Se puso en pie, y salió de aquel lugar. Su fiel caballo Sleipnir estaba levantado, porque había escuchado los pasos de Hilda, y no era muy recomendable cabalgar en las frías noches de aquel mundo. Si por el día se podía soportar medianamente bien el frío, por la noche era imposible. Había que ponerse bajo un techo cálido; en el caso de Hilda, ir al palacio. Se acercó a la joven princesa, y se paró en seco para que pudiera montar y salir de allí, de vuelta al hogar. Había cumplido con su misión, y estaba satisfecho.
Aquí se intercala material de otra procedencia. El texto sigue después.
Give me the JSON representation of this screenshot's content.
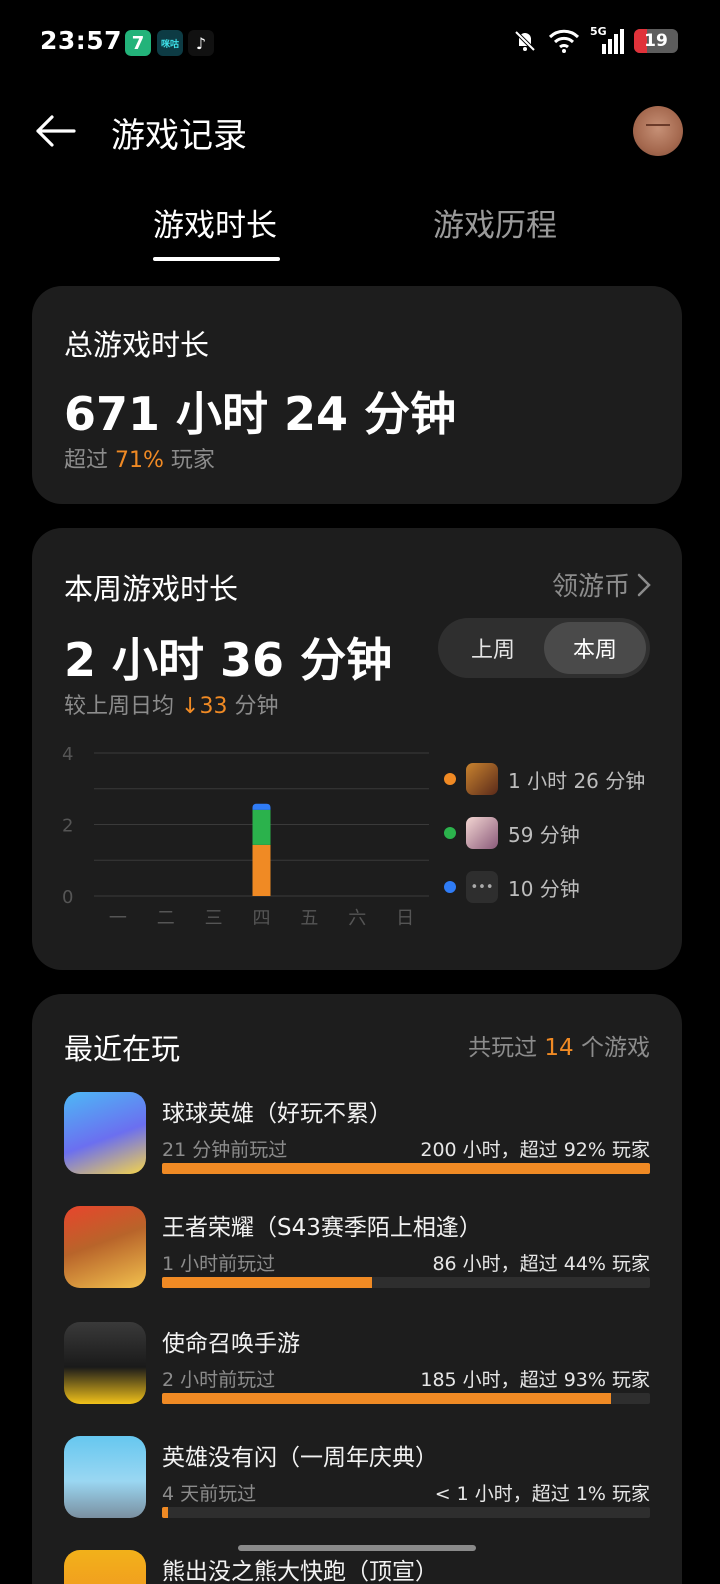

Ahora que he cumplido tu deseo, ¿podemos marcharnos ya? –el tono empleado por Hilda era un poco molesto, pues no podía creer que se hubiera salido con la suya. El caballo, como si sonriera ante aquella pregunta, empezó a cabalgar hacia el palacio como respuesta -.

Cuando ya se encontraban un poco alejados de aquel lugar, Hilda giró su cabeza para ver por última vez aquel lugar. Cada vez se hacía más pequeño, hasta que se convirtió en una mancha borrosa en el atardecer de tonos anaranjados. Giró de nuevo su cabeza para mantener los ojos fijos en el camino, con la sonrisa todavía en sus labios, y con energías renovadas. Consideraba que se había desahogado a gusto. Y que había dejado las cosas un poco más claras. Aunque hubiera sido perfecto si estuvieran vivos a su lado.

- Te quiero –ese susurro fue la última palabra que dijo Hilda en el camino hacia su hogar -.